Radiolabeling of DNA Bipyramid and Preliminary Biological Evaluation in Mice

Self-assembled DNA nanostructures, as a new type of nanocarriers, have shown great potential in molecular imaging probes. DNA bipyramid nanostructures (DBNs), as a classic kind of DNA nanostructure, can be precisely constructed through the unparalleled base-pairing precision of oligonucleotide strands. DBNs were prepared by self-assembly of six oligonucleotides with equal molar amounts in a single annealing step, and purified by high performance liquid chromatography (HPLC). DBNs were stable in 10% FBS as well as 80% mouse serum for at least 8 h.
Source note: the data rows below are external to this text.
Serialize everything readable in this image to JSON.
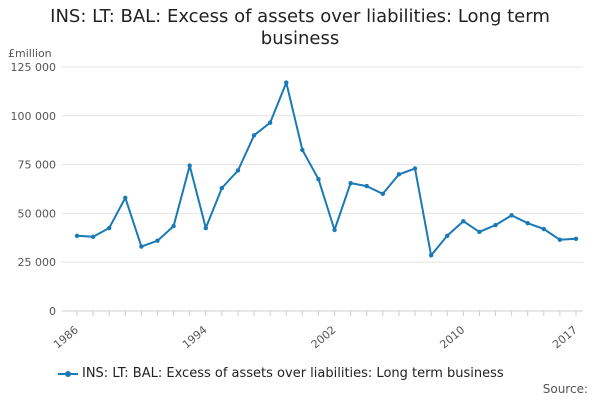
{
  "chart_data": {
    "type": "line",
    "title": "INS: LT: BAL: Excess of assets over liabilities: Long term business",
    "ylabel": "£million",
    "xlabel": "",
    "ylim": [
      0,
      125000
    ],
    "yticks": [
      0,
      25000,
      50000,
      75000,
      100000,
      125000
    ],
    "ytick_labels": [
      "0",
      "25 000",
      "50 000",
      "75 000",
      "100 000",
      "125 000"
    ],
    "xlim": [
      1986,
      2017
    ],
    "xtick_labels": [
      "1986",
      "1994",
      "2002",
      "2010",
      "2017"
    ],
    "grid": true,
    "legend_position": "bottom",
    "series": [
      {
        "name": "INS: LT: BAL: Excess of assets over liabilities: Long term business",
        "color": "#1a7ab5",
        "x": [
          1986,
          1987,
          1988,
          1989,
          1990,
          1991,
          1992,
          1993,
          1994,
          1995,
          1996,
          1997,
          1998,
          1999,
          2000,
          2001,
          2002,
          2003,
          2004,
          2005,
          2006,
          2007,
          2008,
          2009,
          2010,
          2011,
          2012,
          2013,
          2014,
          2015,
          2016,
          2017
        ],
        "values": [
          38500,
          38000,
          42500,
          58000,
          33000,
          36000,
          43500,
          74500,
          42500,
          63000,
          72000,
          90000,
          96500,
          117000,
          82500,
          67500,
          41500,
          65500,
          64000,
          60000,
          70000,
          73000,
          28500,
          38500,
          46000,
          40500,
          44000,
          49000,
          45000,
          42000,
          36500,
          37000
        ]
      }
    ]
  },
  "legend": {
    "label": "INS: LT: BAL: Excess of assets over liabilities: Long term business"
  },
  "footer": {
    "source_label": "Source:"
  }
}
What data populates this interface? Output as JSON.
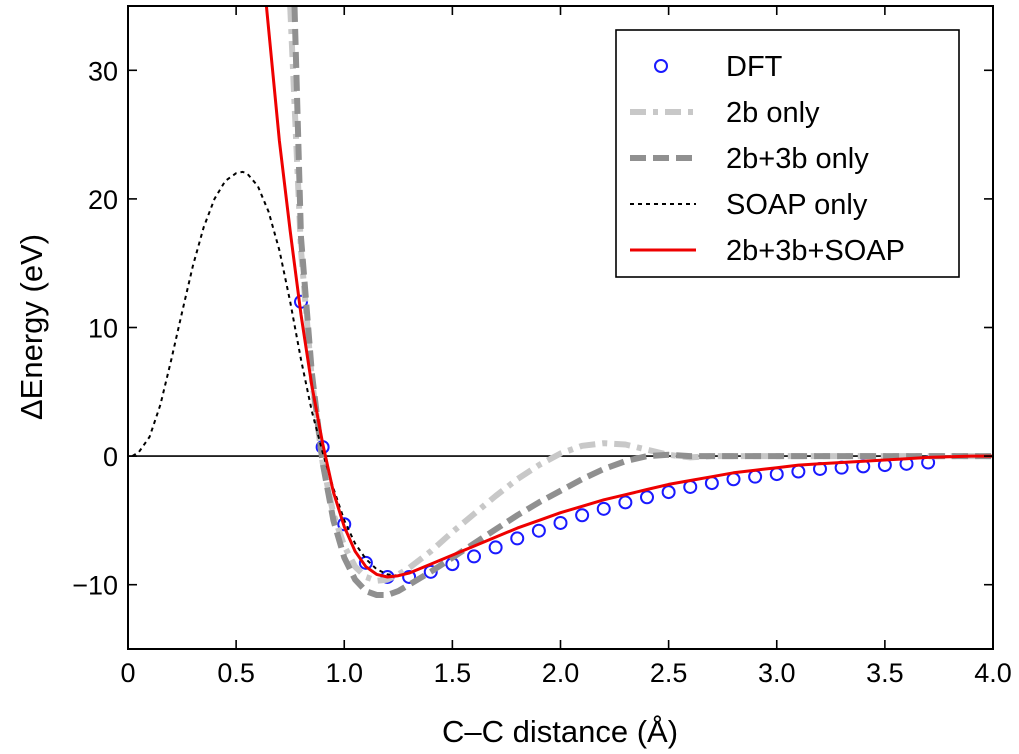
{
  "chart_data": {
    "type": "line",
    "xlabel": "C–C distance (Å)",
    "ylabel": "ΔEnergy (eV)",
    "xlim": [
      0,
      4.0
    ],
    "ylim": [
      -15,
      35
    ],
    "xticks": [
      0,
      0.5,
      1.0,
      1.5,
      2.0,
      2.5,
      3.0,
      3.5,
      4.0
    ],
    "xtick_labels": [
      "0",
      "0.5",
      "1.0",
      "1.5",
      "2.0",
      "2.5",
      "3.0",
      "3.5",
      "4.0"
    ],
    "yticks": [
      -10,
      0,
      10,
      20,
      30
    ],
    "ytick_labels": [
      "−10",
      "0",
      "10",
      "20",
      "30"
    ],
    "grid": false,
    "legend_position": "top-right",
    "zero_line": true,
    "series": [
      {
        "name": "DFT",
        "style": "markers",
        "color": "#1a1aff",
        "x": [
          0.8,
          0.9,
          1.0,
          1.1,
          1.2,
          1.3,
          1.4,
          1.5,
          1.6,
          1.7,
          1.8,
          1.9,
          2.0,
          2.1,
          2.2,
          2.3,
          2.4,
          2.5,
          2.6,
          2.7,
          2.8,
          2.9,
          3.0,
          3.1,
          3.2,
          3.3,
          3.4,
          3.5,
          3.6,
          3.7
        ],
        "y": [
          12.0,
          0.7,
          -5.3,
          -8.3,
          -9.4,
          -9.4,
          -9.0,
          -8.4,
          -7.8,
          -7.1,
          -6.4,
          -5.8,
          -5.2,
          -4.6,
          -4.1,
          -3.6,
          -3.2,
          -2.8,
          -2.4,
          -2.1,
          -1.8,
          -1.6,
          -1.4,
          -1.2,
          -1.0,
          -0.9,
          -0.8,
          -0.7,
          -0.6,
          -0.5
        ]
      },
      {
        "name": "2b only",
        "style": "dashdot",
        "color": "#c8c8c8",
        "x": [
          0.75,
          0.8,
          0.85,
          0.9,
          0.95,
          1.0,
          1.05,
          1.1,
          1.15,
          1.2,
          1.25,
          1.3,
          1.4,
          1.5,
          1.6,
          1.7,
          1.8,
          1.9,
          2.0,
          2.1,
          2.2,
          2.3,
          2.4,
          2.5,
          2.6,
          2.7,
          2.8,
          3.0,
          3.5,
          4.0
        ],
        "y": [
          35.0,
          16.0,
          6.0,
          -0.5,
          -4.5,
          -7.0,
          -8.6,
          -9.4,
          -9.7,
          -9.6,
          -9.2,
          -8.7,
          -7.4,
          -5.9,
          -4.5,
          -3.1,
          -1.8,
          -0.7,
          0.2,
          0.8,
          1.0,
          0.9,
          0.5,
          0.1,
          -0.1,
          0.0,
          0.0,
          0.0,
          0.0,
          0.0
        ]
      },
      {
        "name": "2b+3b only",
        "style": "dashed",
        "color": "#909090",
        "x": [
          0.77,
          0.8,
          0.85,
          0.9,
          0.95,
          1.0,
          1.05,
          1.1,
          1.15,
          1.2,
          1.25,
          1.3,
          1.4,
          1.5,
          1.6,
          1.7,
          1.8,
          1.9,
          2.0,
          2.1,
          2.2,
          2.3,
          2.4,
          2.5,
          2.6,
          2.8,
          3.0,
          3.5,
          4.0
        ],
        "y": [
          35.0,
          17.0,
          6.5,
          -0.5,
          -5.0,
          -7.9,
          -9.6,
          -10.5,
          -10.8,
          -10.8,
          -10.5,
          -10.0,
          -9.0,
          -7.9,
          -6.8,
          -5.7,
          -4.6,
          -3.6,
          -2.7,
          -1.8,
          -1.0,
          -0.4,
          0.0,
          0.1,
          0.0,
          0.0,
          0.0,
          0.0,
          0.0
        ]
      },
      {
        "name": "SOAP only",
        "style": "dotted",
        "color": "#000000",
        "x": [
          0.02,
          0.05,
          0.1,
          0.15,
          0.2,
          0.25,
          0.3,
          0.35,
          0.4,
          0.45,
          0.5,
          0.53,
          0.55,
          0.6,
          0.65,
          0.7,
          0.75,
          0.8,
          0.85,
          0.9,
          0.95,
          1.0,
          1.05,
          1.1,
          1.15,
          1.2,
          1.25
        ],
        "y": [
          0.0,
          0.3,
          1.5,
          4.0,
          7.5,
          11.2,
          14.8,
          17.8,
          20.0,
          21.4,
          22.0,
          22.1,
          22.0,
          21.0,
          19.0,
          16.0,
          12.0,
          7.5,
          3.5,
          0.3,
          -2.5,
          -5.0,
          -6.8,
          -8.0,
          -8.8,
          -9.2,
          -9.3
        ]
      },
      {
        "name": "2b+3b+SOAP",
        "style": "solid",
        "color": "#ee0000",
        "x": [
          0.64,
          0.7,
          0.75,
          0.8,
          0.85,
          0.9,
          0.95,
          1.0,
          1.05,
          1.1,
          1.15,
          1.2,
          1.25,
          1.3,
          1.4,
          1.5,
          1.6,
          1.7,
          1.8,
          1.9,
          2.0,
          2.1,
          2.2,
          2.3,
          2.4,
          2.5,
          2.6,
          2.7,
          2.8,
          2.9,
          3.0,
          3.1,
          3.2,
          3.3,
          3.4,
          3.5,
          3.6,
          3.7,
          3.8,
          3.9,
          4.0
        ],
        "y": [
          35.0,
          24.5,
          17.5,
          11.0,
          5.5,
          1.0,
          -2.8,
          -5.5,
          -7.4,
          -8.6,
          -9.2,
          -9.4,
          -9.3,
          -9.1,
          -8.4,
          -7.7,
          -7.0,
          -6.3,
          -5.6,
          -5.0,
          -4.4,
          -3.9,
          -3.4,
          -3.0,
          -2.6,
          -2.2,
          -1.9,
          -1.6,
          -1.3,
          -1.1,
          -0.9,
          -0.7,
          -0.6,
          -0.5,
          -0.4,
          -0.3,
          -0.2,
          -0.1,
          -0.05,
          0.0,
          0.0
        ]
      }
    ]
  }
}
To prepare Tc-99m-labeled DBNs, N-hydroxysuccinimidyl S-acetylmercaptoacetyl triglycinate (Sacetyl-MAG3-NHS ester) tagged single-stranded DNA (ssDNA) was first radiolabeled with Tc-99m, and DBNs with an overhang were assembled and then hybridized with Tc-99m-ssDNA to prepare Tc-99m-labeled DNA bipyramid nanostructures (Tc-99m-MAG3-DBNs). DBNs were radiolabeled, with the radiochemical purity being over 90%. The plasma half-life of Tc-99m-MAG3-DBNs in normal KM mice was about 6 min. The biodistribution and SPECT/CT imaging were conducted with Tc-99m-MAG3-DBNs in KM mice, and both showed that Tc-99m-MAG3-DBNs mainly concentrated in the intestine, liver, and kidneys, and there was also prominent uptake in the gallbladder and bladder. We successfully obtained a new class of SPECT molecular probes based on this DNA polyhedron structure.